Perhaps this is just my imagination, but I’m sure these kinds of incursion on the pitch by the animal kingdom are much rarer than they used to be, and only seem to come from wild animals (we quite often see foxes on the pitch, for instance).  My mother was never particularly interested in watching sport on the television, but could always be summoned with a cry of“Dog on the pitch!”.  I suppose security is much tighter these days.

Leicestershire v Essex, Grace Road, County Championship, 24 July (day 4)

Yet again I shake my skinny fists at the weather gods (the BBC – no  doubt in some Government-inspired attempt at disinformation – have shown a large black cloud spewing forth rain over Leicester) and head off to Grace Road.

Now – bugger excitement, bugger glamour – this is county cricket in the raw.   The fourth day of a County Championship match.  It’s already rained for a day and a half, so a result is highly improbable.  Essex have scored 420-ish and declared.  Leicestershire are 60-odd for three when I arrive. 

The rest of the day – in between brief showers – is typical of a lot of county cricket, almost like listening to ambient  music – but with a brief period of play when everyone sits up and takes notice.

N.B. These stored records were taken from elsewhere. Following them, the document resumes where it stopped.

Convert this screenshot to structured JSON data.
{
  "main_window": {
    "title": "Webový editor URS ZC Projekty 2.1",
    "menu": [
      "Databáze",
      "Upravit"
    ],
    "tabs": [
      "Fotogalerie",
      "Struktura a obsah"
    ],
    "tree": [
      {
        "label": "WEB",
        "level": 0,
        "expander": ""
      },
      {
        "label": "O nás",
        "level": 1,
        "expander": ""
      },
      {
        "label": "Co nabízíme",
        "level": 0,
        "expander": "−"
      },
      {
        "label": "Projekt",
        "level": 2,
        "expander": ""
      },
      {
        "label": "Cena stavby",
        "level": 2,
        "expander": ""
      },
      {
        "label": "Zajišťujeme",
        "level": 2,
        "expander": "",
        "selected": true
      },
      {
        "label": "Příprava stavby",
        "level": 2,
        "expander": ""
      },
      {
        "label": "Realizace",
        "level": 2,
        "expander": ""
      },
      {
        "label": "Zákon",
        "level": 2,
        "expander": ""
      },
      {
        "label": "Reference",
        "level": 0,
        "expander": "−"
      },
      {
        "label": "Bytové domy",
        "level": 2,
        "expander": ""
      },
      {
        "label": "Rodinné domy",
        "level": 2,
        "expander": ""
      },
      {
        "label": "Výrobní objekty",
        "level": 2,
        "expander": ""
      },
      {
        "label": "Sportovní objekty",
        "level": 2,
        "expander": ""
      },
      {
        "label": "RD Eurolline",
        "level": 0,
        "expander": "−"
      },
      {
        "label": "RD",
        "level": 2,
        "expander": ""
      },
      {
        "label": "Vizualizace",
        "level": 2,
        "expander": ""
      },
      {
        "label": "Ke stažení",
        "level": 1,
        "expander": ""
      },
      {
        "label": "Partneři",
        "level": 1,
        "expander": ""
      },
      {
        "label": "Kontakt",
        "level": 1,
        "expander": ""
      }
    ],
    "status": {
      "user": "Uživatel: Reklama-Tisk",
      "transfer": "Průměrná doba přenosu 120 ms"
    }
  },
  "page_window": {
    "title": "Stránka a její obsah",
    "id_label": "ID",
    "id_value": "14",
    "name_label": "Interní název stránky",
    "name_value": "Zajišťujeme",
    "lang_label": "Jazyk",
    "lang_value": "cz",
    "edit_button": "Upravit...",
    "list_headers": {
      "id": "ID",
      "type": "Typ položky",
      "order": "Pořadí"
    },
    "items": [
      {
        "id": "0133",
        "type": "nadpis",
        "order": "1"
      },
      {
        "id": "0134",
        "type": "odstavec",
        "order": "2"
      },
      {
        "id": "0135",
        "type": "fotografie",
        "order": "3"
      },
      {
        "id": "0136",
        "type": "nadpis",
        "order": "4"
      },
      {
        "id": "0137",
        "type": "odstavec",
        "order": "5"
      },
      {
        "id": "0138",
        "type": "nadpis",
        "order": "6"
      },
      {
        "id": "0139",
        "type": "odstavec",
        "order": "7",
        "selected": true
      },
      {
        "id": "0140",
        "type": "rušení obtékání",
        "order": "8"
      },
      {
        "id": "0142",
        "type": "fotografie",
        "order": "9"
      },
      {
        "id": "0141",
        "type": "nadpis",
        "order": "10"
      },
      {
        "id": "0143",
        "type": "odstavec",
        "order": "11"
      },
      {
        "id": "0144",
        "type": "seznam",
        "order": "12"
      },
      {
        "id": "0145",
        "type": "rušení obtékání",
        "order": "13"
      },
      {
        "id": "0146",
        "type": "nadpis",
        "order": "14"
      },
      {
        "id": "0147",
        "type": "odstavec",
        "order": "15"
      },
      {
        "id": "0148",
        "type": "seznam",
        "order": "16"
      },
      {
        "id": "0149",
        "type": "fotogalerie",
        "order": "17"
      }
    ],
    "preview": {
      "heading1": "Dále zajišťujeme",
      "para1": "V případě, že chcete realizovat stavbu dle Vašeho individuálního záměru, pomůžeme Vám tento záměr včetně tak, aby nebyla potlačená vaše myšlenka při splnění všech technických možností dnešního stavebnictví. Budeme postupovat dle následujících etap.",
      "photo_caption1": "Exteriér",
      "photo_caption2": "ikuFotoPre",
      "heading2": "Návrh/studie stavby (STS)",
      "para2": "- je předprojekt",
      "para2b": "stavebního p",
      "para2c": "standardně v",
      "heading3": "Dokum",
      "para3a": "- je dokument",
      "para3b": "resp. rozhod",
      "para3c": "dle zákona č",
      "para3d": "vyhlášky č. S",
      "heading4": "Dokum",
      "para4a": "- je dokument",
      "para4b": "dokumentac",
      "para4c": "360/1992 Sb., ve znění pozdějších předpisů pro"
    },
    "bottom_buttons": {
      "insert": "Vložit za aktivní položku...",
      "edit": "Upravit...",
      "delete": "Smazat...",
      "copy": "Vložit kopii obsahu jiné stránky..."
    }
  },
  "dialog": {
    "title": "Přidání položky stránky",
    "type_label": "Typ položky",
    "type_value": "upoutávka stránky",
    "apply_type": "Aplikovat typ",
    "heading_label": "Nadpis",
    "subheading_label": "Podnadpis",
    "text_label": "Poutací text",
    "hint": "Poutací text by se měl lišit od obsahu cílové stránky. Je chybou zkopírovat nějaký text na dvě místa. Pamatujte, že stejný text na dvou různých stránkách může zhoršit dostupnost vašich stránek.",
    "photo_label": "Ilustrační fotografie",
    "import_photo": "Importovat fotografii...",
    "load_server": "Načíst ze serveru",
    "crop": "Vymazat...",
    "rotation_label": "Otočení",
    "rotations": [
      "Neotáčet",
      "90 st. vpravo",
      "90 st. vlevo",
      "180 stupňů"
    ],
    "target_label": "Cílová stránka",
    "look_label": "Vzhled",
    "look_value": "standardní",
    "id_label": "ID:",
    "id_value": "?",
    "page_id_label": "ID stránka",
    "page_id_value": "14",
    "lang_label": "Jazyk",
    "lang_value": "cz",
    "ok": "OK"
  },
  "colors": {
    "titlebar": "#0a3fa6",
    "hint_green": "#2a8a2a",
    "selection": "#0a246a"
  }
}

This occurred today when Leicestershire were near the end of their first innings – 170-ish for 9.  James Taylor was “joined at the wicket” by no. 11 Harry Gurney.  His (JT)’s  intention must have been to try to avoid the follow on – a very distant ambition – and achieve another century.  There followed a wonderful display of off and cover drives, mixed in with some fierce hooks off very short pitched bowling (though anything short-pitched tends to ping over JT’s  head – he must be about 5 foot 3).

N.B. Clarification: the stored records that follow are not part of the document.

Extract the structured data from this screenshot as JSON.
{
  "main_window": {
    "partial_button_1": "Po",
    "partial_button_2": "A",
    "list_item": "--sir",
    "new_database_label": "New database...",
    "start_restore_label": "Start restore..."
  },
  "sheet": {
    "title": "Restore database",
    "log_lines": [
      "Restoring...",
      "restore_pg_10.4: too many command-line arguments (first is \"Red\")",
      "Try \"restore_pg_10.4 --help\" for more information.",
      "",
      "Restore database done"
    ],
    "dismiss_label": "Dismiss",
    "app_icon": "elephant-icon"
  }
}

Eventually though he mistimed slightly and was caught on the boundary for 88.  Potentially an England player though, I think.  Hope he doesn’t go the same way as Stuart Broad – i.e. into the England squad, but away from Leicestershire.

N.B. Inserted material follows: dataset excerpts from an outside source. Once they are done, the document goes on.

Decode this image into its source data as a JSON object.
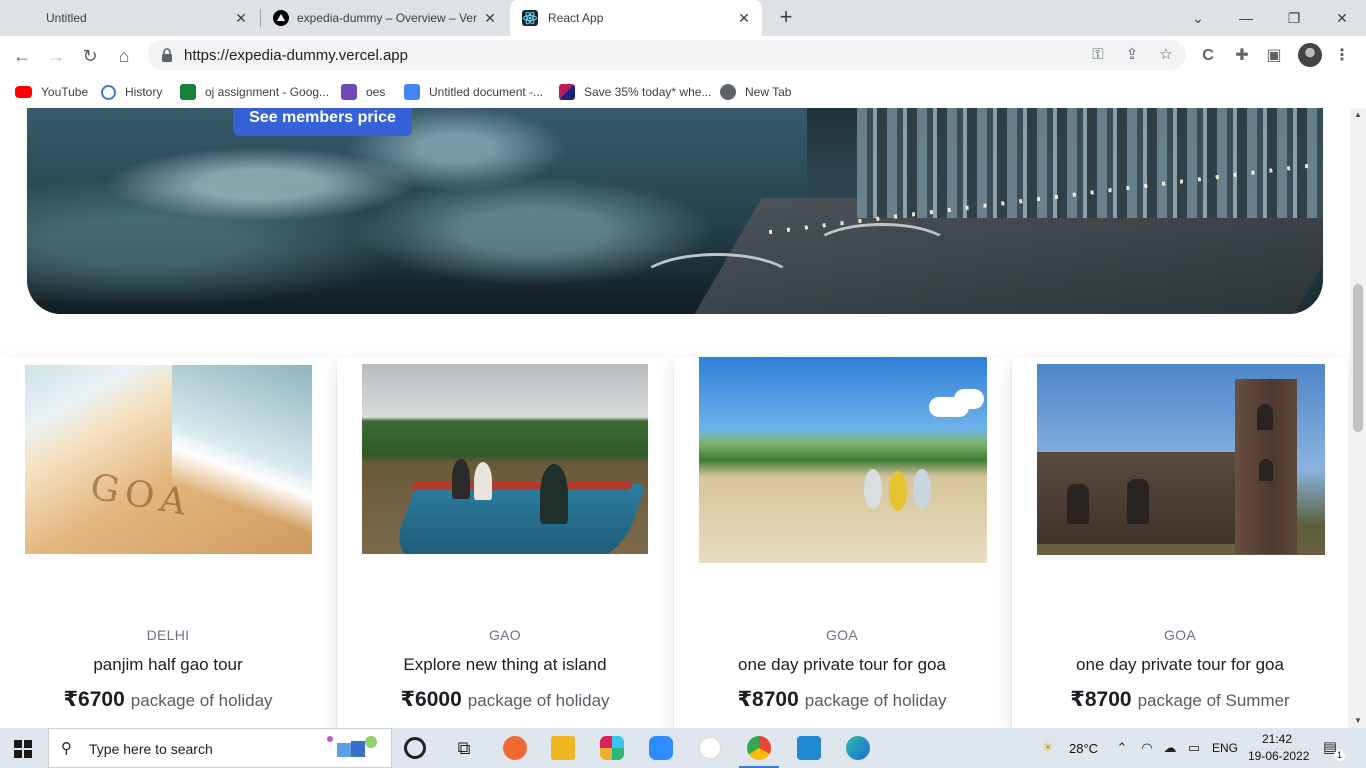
{
  "browser": {
    "tabs": [
      {
        "title": "Untitled"
      },
      {
        "title": "expedia-dummy – Overview – Vercel"
      },
      {
        "title": "React App"
      }
    ],
    "url": "https://expedia-dummy.vercel.app",
    "bookmarks": [
      {
        "label": "YouTube",
        "icon": "youtube-icon"
      },
      {
        "label": "History",
        "icon": "history-icon"
      },
      {
        "label": "oj assignment - Goog...",
        "icon": "sheets-icon"
      },
      {
        "label": "oes",
        "icon": "forms-icon"
      },
      {
        "label": "Untitled document -...",
        "icon": "docs-icon"
      },
      {
        "label": "Save 35% today* whe...",
        "icon": "promo-icon"
      },
      {
        "label": "New Tab",
        "icon": "globe-icon"
      }
    ]
  },
  "hero": {
    "button_label": "See members price"
  },
  "cards": [
    {
      "city": "DELHI",
      "title": "panjim half gao tour",
      "price": "₹6700",
      "desc": "package of holiday"
    },
    {
      "city": "GAO",
      "title": "Explore new thing at island",
      "price": "₹6000",
      "desc": "package of holiday"
    },
    {
      "city": "GOA",
      "title": "one day private tour for goa",
      "price": "₹8700",
      "desc": "package of holiday"
    },
    {
      "city": "GOA",
      "title": "one day private tour for goa",
      "price": "₹8700",
      "desc": "package of Summer"
    }
  ],
  "sand_text": "GOA",
  "taskbar": {
    "search_placeholder": "Type here to search",
    "temperature": "28°C",
    "language": "ENG",
    "time": "21:42",
    "date": "19-06-2022",
    "notification_count": "1"
  },
  "colors": {
    "accent_button": "#3662d8",
    "tab_strip": "#dee1e6",
    "taskbar": "#dfe6ee"
  }
}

Eventually Leicestershire had to follow on, lost a few wickets – but hands were shaken as there was no prospect of a result (apparently – I’d have thought Essex were still in with a chance.)

Noticeable incidents on the way back from the ground –

1.  Opposite the bus stop, a discarded crutch  lying in the middle of the  busy main road.  The cause – a terrible accident?  a miracle? 

2. Walking past the offices of a building society a 30-ish Indian woman, pregnant, dressed in a business suit – apparently, perhaps, the manager of the branch – asks me for “20 or 30p to buy a cup of tea”.  Possibly a scam, possibly the “credit crunch” really taking hold.